A return on investment (ROI) should be over and above anything else that a person has to pay for or address in their financial life. When other areas of financial life are properly in place first, the investing is something that can be worked on more easily. That could mean a little less money to invest, or it could mean having to wait for a while in order to get started, but investing will be less complicated and less stressful when other areas are taken care of first.
For Good Investing, Stick to the Basics
Another area that Joey Feste and his son, Joey Feste Jr. see as extremely important for good money management, is working to keep everything about investing and finances as simple as it can possibly be. That means looking for a trusted advisor to build wealth, but also considering the way their advisor is handling their investments. If things feel too complicated, even with someone else at the helm, it may be time to make some adjustments to simplify the process and reduce stress.
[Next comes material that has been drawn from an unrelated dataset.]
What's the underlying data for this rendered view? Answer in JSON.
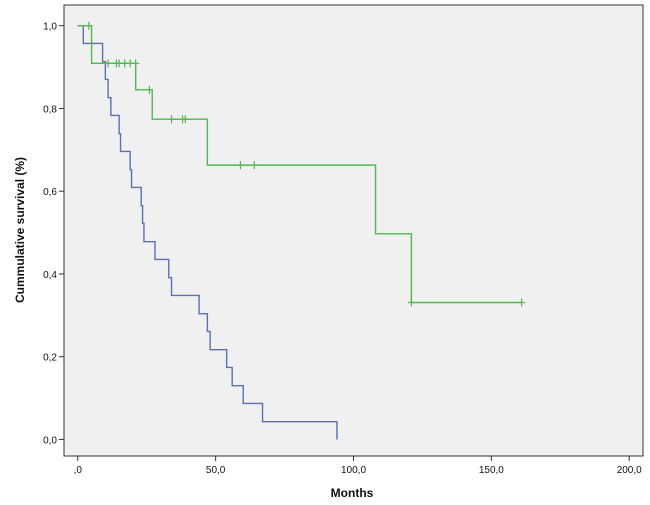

Focusing on paying off the higher-interest debt, creating a cushion for an emergency fund, and then starting to carefully invest, is the way to keep everything simple. It reduces how much a person is trying to financially juggle at one time, and can help them be more successful in the long term. With time, it’s also possible to consider more complicated investments, or those that are larger and more significant. But starting small is the best way, to learn the basics and get everything moving in the right direction.
One simple way to increase investments, says Joey Feste, is to work with an employer who offers a program for matching invested money into a 401k. Many employers will match a percentage of their employees’ investment, and that can help those employees get started on wealth building without the need to do anything more than have a small amount taken from their paycheck every payday. Employees who want to invest more than the employer match percentage can do so, but the goal is to invest at least enough to receive the full matching amount. That’s typically between three and six percent, but it can also vary depending on the employer.
Not everyone has that option through their employer, and some people are self-employed, as well. For them, says Joey Feste and his son, Joey Feste Jr., the opportunity to build wealth may not be as strong. However, there are many other types of investment vehicles, and having an employer match is not a requirement to be successful at investing and building up financial security. Investing is part of a financial skillset, and the more a person is committed to learning those skills the more successful they can be.
In the beginning of a financial journey, it’s best to make smaller and more carefully planned choices. That often includes things like robo-advisors to help them make decisions, and investments in areas like stocks and mutual funds. Companies such as KM Capital Management are ready to help people build up wealth faster, after they’ve gotten started. Investing is individual, when it comes to preferences and the journey each person is on. A focus on goals, and help from an advisor, can mean more wealth in time.
In 2010, Joey Feste recognized a calling to do more than just help people with their wealth-building needs. He started Kingdom Life Church, located in San Antonio, so he could also help people with spiritual journeys. He preaches there frequently, and helps local leaders in the business world combine God’s Word with the other work they do.